Por Erick Wilson Pereira, doutor em
direito constitucional pela
PUC/SP:
“Eu me
sinto exaurido de tanto ouvir”, disse o ministro Marco Aurélio de Mello acerca
da ação penal 470. Não está isolado na apreciação. Conteúdo insanamente
exorbitado à parte, desconfio que as sonecas e cochilos tirados por alguns ministros
decorreram de circunstâncias mais prosaicas que do prenúncio de votos prontos e
impermeáveis às sustentações orais. E que o
cansaço que acometeu os que se enfronharam na assistência das sessões
vespertinas do STF muito se deveu à inaptidão dos oradores.
Os
indícios de politização do processo e seus reflexos nas pressões sobre os
julgadores e a opinião pública exacerbaram o sentimento de ausência dos grandes
tribunos. Com exceção de uns poucos versados nas artes da retórica e da lógica
jurídica, os resultados foram decepcionantes.
As
opiniões hiperbólicas do procurador-geral, ostensivamente encampadas por uma
mídia justiceira, reforçaram a constatação do vazio deixado por acusadores e
defensores que atuaram em um passado recente.
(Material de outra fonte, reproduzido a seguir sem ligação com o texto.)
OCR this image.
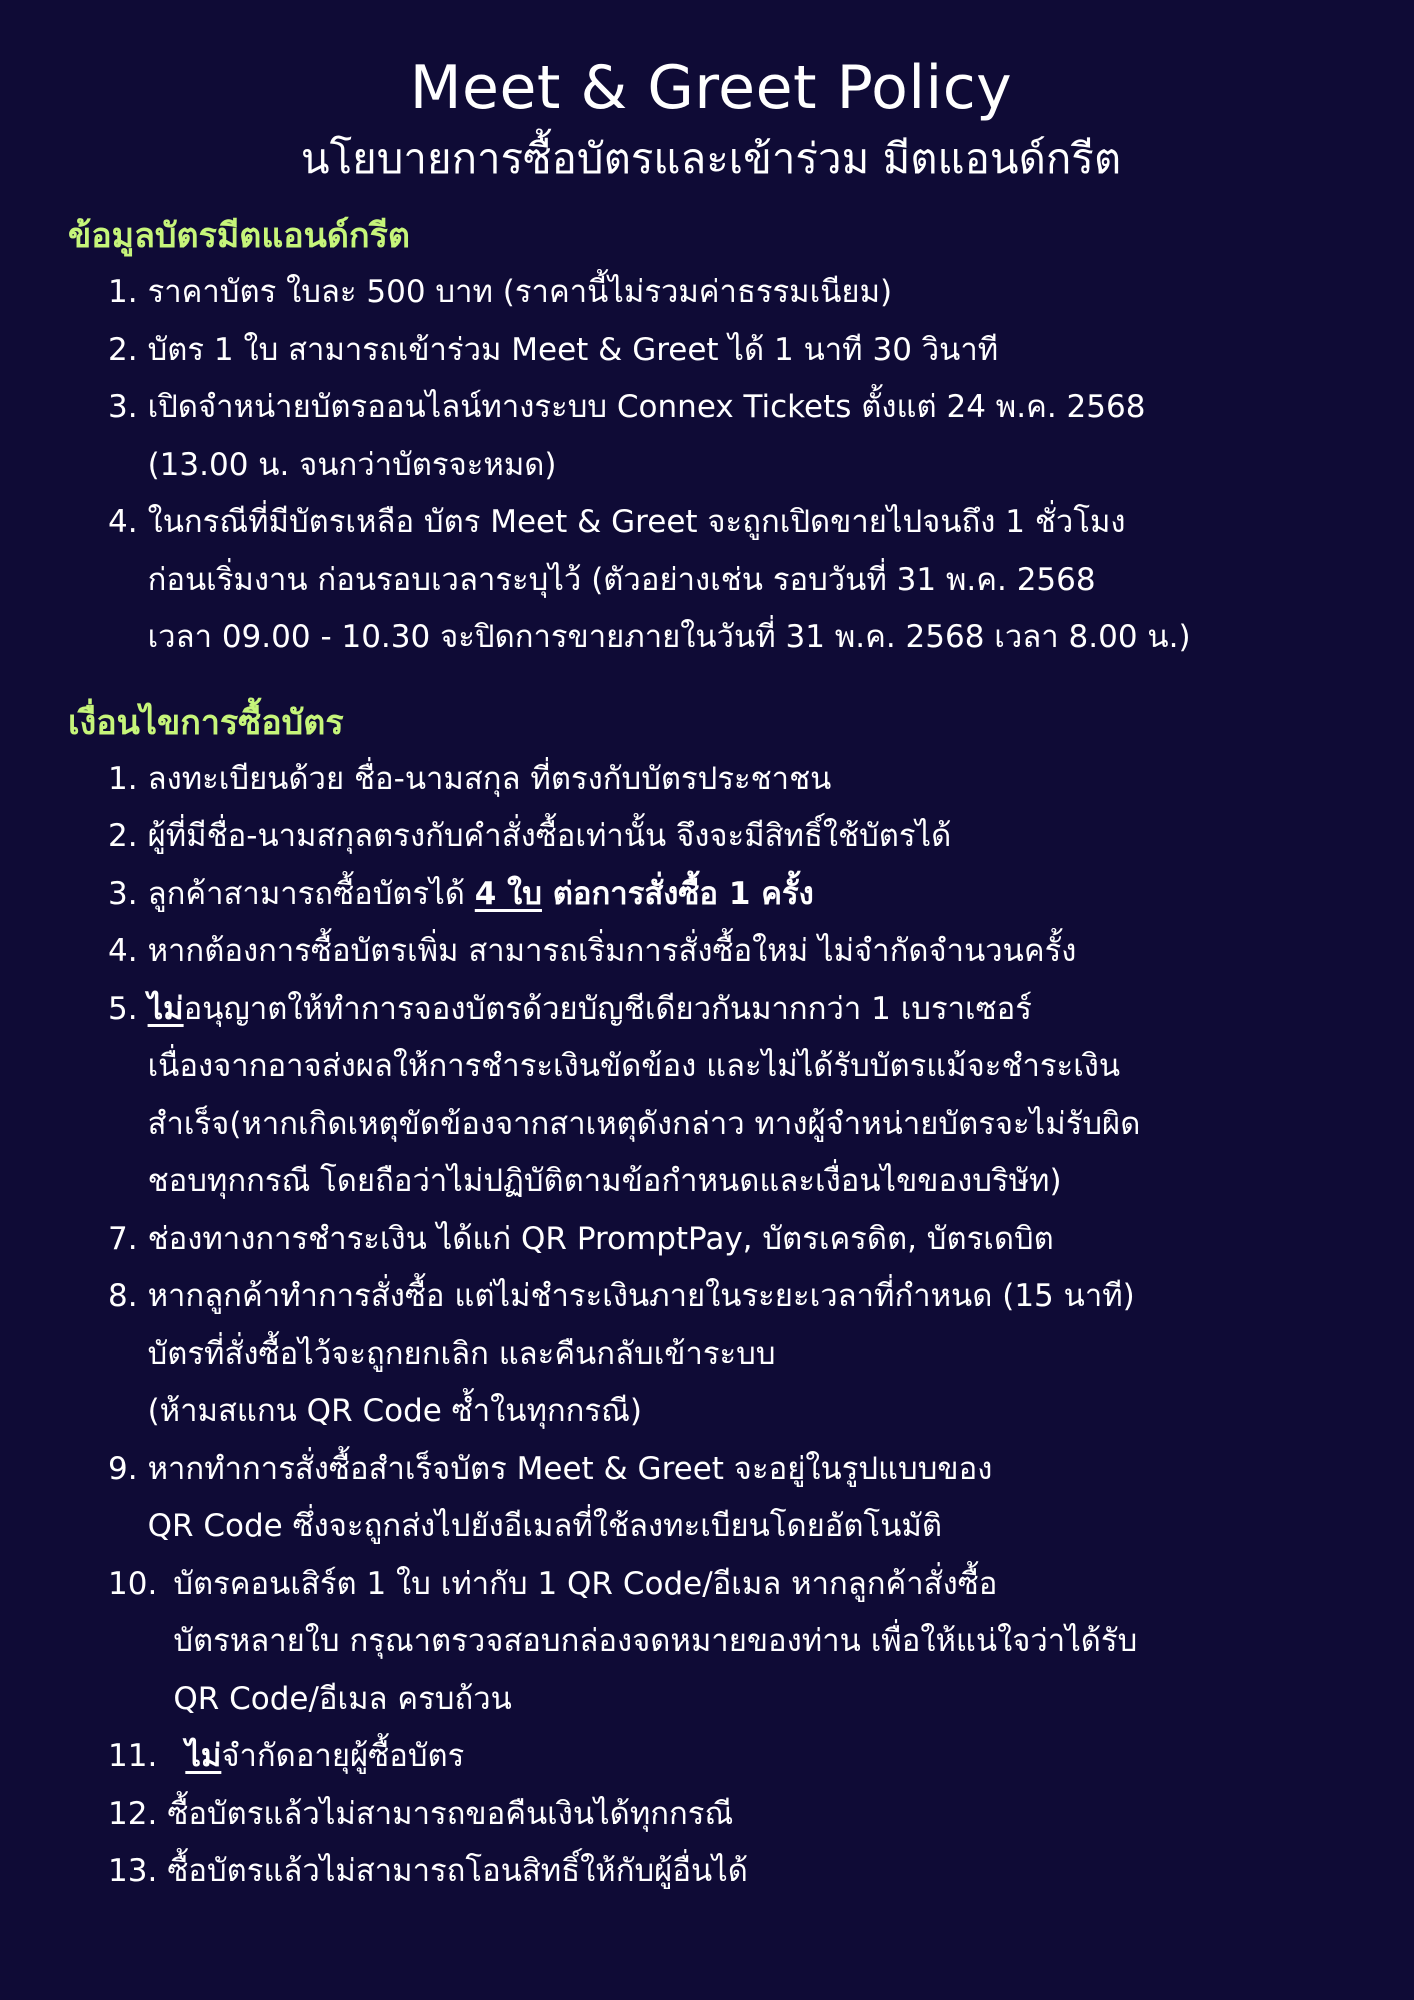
Meet & Greet Policy
นโยบายการซื้อบัตรและเข้าร่วม มีตแอนด์กรีต
ข้อมูลบัตรมีตแอนด์กรีต
1. ราคาบัตร ใบละ 500 บาท (ราคานี้ไม่รวมค่าธรรมเนียม)
2. บัตร 1 ใบ สามารถเข้าร่วม Meet & Greet ได้ 1 นาที 30 วินาที
3. เปิดจำหน่ายบัตรออนไลน์ทางระบบ Connex Tickets ตั้งแต่ 24 พ.ค. 2568
(13.00 น. จนกว่าบัตรจะหมด)
4. ในกรณีที่มีบัตรเหลือ บัตร Meet & Greet จะถูกเปิดขายไปจนถึง 1 ชั่วโมง
ก่อนเริ่มงาน ก่อนรอบเวลาระบุไว้ (ตัวอย่างเช่น รอบวันที่ 31 พ.ค. 2568
เวลา 09.00 - 10.30 จะปิดการขายภายในวันที่ 31 พ.ค. 2568 เวลา 8.00 น.)
เงื่อนไขการซื้อบัตร
1. ลงทะเบียนด้วย ชื่อ-นามสกุล ที่ตรงกับบัตรประชาชน
2. ผู้ที่มีชื่อ-นามสกุลตรงกับคำสั่งซื้อเท่านั้น จึงจะมีสิทธิ์ใช้บัตรได้
3. ลูกค้าสามารถซื้อบัตรได้ 4 ใบ ต่อการสั่งซื้อ 1 ครั้ง
4. หากต้องการซื้อบัตรเพิ่ม สามารถเริ่มการสั่งซื้อใหม่ ไม่จำกัดจำนวนครั้ง
5. ไม่อนุญาตให้ทำการจองบัตรด้วยบัญชีเดียวกันมากกว่า 1 เบราเซอร์
เนื่องจากอาจส่งผลให้การชำระเงินขัดข้อง และไม่ได้รับบัตรแม้จะชำระเงิน
สำเร็จ(หากเกิดเหตุขัดข้องจากสาเหตุดังกล่าว ทางผู้จำหน่ายบัตรจะไม่รับผิด
ชอบทุกกรณี โดยถือว่าไม่ปฏิบัติตามข้อกำหนดและเงื่อนไขของบริษัท)
7. ช่องทางการชำระเงิน ได้แก่ QR PromptPay, บัตรเครดิต, บัตรเดบิต
8. หากลูกค้าทำการสั่งซื้อ แต่ไม่ชำระเงินภายในระยะเวลาที่กำหนด (15 นาที)
บัตรที่สั่งซื้อไว้จะถูกยกเลิก และคืนกลับเข้าระบบ
(ห้ามสแกน QR Code ซ้ำในทุกกรณี)
9. หากทำการสั่งซื้อสำเร็จบัตร Meet & Greet จะอยู่ในรูปแบบของ
QR Code ซึ่งจะถูกส่งไปยังอีเมลที่ใช้ลงทะเบียนโดยอัตโนมัติ
10. บัตรคอนเสิร์ต 1 ใบ เท่ากับ 1 QR Code/อีเมล หากลูกค้าสั่งซื้อ
บัตรหลายใบ กรุณาตรวจสอบกล่องจดหมายของท่าน เพื่อให้แน่ใจว่าได้รับ
QR Code/อีเมล ครบถ้วน
11. ไม่จำกัดอายุผู้ซื้อบัตร
12. ซื้อบัตรแล้วไม่สามารถขอคืนเงินได้ทุกกรณี
13. ซื้อบัตรแล้วไม่สามารถโอนสิทธิ์ให้กับผู้อื่นได้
Pois não concebo a experiência e o
conhecimento jurídico e histórico de Sepúlveda Pertence ou Moreira Alves
abonarem o mensalão como “sem dúvida o maior e mais atrevido esquema de
corrupção visto no Brasil”.
Assim
como não reputo a eloquência de Vital do Rego, Raimundo Asfora ou Ronaldo Cunha
Lima, apenas para destacar figuras nordestinas – a oratória nacional ainda está
a dever homenagem aos grandes tribunos paraibanos –, aderir a certos enunciados:
“os textos produzidos pelo Ministério Público estão cheios de furos e
esparadrapos”; “meu cliente era um zero à esquerda em questões políticas”; ou
“ela era uma funcionária mequetrefe, (...), uma batedeira de cheque”.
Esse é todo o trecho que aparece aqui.